De fascistas como éstos hablamos cuando hablamos de Brasil. Pero el candidato a vice de Bolsonaro es otro militar fascista, Hamilton Mourao, lo cual, junto al protagonismo político del actual jefe del ejército, Eduardo Vilas Boas, da cuenta de que los bloques burgueses sudamericanos están mirando hacia sus reaseguros con tradición y genealogía en el caso de que la alianza mediático-judicial (lawfare) se muestre insuficiente para detener conductas populares masivas en dirección del “populismo”. Estos reaseguros consultan la reposición de las fuerzas militares en la gestión política del Estado, lo que antes se llamaba “golpe”, y que ahora revestirá otros y diferentes atavíos, pero, en todo caso, con un creciente protagonismo de las fuerzas militares.

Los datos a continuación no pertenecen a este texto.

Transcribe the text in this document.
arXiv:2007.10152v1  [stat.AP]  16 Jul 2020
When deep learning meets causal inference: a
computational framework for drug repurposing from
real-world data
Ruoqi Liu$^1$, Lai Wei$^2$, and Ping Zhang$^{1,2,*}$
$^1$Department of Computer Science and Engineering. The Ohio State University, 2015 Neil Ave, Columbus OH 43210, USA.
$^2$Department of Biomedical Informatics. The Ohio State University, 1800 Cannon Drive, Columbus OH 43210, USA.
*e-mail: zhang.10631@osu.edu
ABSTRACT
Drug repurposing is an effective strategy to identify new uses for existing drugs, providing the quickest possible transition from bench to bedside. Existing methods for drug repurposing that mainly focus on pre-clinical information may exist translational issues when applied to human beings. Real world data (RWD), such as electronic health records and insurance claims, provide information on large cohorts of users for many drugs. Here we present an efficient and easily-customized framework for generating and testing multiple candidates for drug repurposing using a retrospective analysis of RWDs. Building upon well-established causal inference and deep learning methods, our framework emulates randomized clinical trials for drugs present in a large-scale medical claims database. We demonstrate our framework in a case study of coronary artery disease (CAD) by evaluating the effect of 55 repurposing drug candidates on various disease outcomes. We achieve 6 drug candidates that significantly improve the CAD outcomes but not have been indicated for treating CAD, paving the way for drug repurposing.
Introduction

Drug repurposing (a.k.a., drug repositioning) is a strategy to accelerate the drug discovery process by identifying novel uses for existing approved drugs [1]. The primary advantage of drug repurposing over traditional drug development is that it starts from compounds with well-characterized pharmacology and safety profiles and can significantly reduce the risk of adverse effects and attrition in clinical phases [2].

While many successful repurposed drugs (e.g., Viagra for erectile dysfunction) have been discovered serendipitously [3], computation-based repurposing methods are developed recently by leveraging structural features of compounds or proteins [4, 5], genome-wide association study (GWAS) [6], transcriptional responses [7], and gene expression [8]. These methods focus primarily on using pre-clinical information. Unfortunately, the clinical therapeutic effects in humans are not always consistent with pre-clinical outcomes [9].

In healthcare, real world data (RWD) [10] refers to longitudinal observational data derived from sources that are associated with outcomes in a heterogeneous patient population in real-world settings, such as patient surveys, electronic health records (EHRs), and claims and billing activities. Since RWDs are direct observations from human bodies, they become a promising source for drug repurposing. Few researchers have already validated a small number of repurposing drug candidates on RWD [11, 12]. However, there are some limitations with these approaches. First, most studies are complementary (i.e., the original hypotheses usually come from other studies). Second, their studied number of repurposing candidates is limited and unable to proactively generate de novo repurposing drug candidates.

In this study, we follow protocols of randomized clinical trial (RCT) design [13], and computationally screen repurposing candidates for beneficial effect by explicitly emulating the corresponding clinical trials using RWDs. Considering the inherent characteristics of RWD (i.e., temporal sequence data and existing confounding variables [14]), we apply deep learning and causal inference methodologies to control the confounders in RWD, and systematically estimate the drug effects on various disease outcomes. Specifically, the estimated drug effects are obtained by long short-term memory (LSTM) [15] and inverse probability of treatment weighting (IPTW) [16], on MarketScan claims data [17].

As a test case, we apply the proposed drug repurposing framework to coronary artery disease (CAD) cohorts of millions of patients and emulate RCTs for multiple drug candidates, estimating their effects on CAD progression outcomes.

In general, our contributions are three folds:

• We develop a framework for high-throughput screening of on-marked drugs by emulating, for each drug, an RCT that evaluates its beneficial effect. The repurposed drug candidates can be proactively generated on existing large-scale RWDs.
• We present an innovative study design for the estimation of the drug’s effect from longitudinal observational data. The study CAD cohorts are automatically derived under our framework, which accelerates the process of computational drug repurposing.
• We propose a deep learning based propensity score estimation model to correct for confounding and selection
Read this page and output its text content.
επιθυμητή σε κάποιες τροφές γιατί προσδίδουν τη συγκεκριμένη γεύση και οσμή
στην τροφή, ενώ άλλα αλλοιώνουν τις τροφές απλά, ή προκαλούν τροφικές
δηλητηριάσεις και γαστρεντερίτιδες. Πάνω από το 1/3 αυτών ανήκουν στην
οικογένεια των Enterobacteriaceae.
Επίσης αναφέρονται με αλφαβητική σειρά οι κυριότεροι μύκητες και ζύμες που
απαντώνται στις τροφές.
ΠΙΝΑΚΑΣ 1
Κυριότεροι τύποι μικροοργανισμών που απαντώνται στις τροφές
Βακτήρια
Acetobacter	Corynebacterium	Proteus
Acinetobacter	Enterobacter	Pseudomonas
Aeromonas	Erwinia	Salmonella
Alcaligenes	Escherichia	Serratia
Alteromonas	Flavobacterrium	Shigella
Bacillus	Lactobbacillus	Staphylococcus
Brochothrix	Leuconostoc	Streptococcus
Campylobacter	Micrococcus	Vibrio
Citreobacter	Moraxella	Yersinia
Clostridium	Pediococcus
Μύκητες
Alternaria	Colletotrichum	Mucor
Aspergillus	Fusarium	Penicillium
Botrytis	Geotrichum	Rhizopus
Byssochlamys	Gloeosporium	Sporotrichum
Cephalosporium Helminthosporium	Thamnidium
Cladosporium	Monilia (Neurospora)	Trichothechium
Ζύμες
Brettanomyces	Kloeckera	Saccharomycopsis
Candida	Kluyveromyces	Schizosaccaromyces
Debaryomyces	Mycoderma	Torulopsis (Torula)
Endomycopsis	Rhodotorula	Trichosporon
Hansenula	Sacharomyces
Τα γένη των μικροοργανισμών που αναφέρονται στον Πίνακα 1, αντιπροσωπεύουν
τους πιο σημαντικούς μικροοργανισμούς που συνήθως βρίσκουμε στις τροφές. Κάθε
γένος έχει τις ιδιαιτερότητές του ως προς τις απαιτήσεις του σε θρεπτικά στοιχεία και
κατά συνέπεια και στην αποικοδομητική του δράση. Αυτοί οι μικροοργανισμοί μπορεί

Los militares, no obstante, no son un actor homogéneo desde el punto de vista ideológico. Y en Brasil supo existir una corriente nacionalista de apoyo al concepto de burguesía nacional con base en el conglomerado industrial de San Pablo. Esta dicotomía, al interior de las fuerzas armadas brasileñas, puede seguir existiendo, pero Estados Unidos ya ha tomado partido: el presal, la amazonía y un rol estelar en el derrocamiento de Maduro no son compatibles con un Brasil soberano.
Bolsonaro, impensadamente, ha cosechado lo mismo que sembró y quedará convaleciente por el lapso que debería insumir la campaña electoral. Esto, en principio, despeja el camino a las opciones de la derecha civilizada (Geraldo Alckmin, del PSDB; Marina Silva de la Red de Sustentabilidad REDE) que, no obstante, se neutralizan mutuamente y podrían bajar en las mediciones. Los otros candidatos son Ciro Gomes, centro izquierda (PDT), y no se sabe aún cuándo Lula consagrará, si es que lo hace, a Fernanado Haddad como su sustituto. Tan volátil como impreciso es hoy el panorama electoral brasileño para las compulsas del 7 de octubre y 28 del mismo mes (segunda vuelta).
Pero, más allá de lo electoral está lo político incandescente: el poder. Aun en la hipótesis de un “populismo” que eventualmente estuviera de regreso (en cualquier punto de Latinoamérica), no parece ser el Estado de derecho disuasivo eficaz para garantizar una futura gobernabilidad en clave progresista.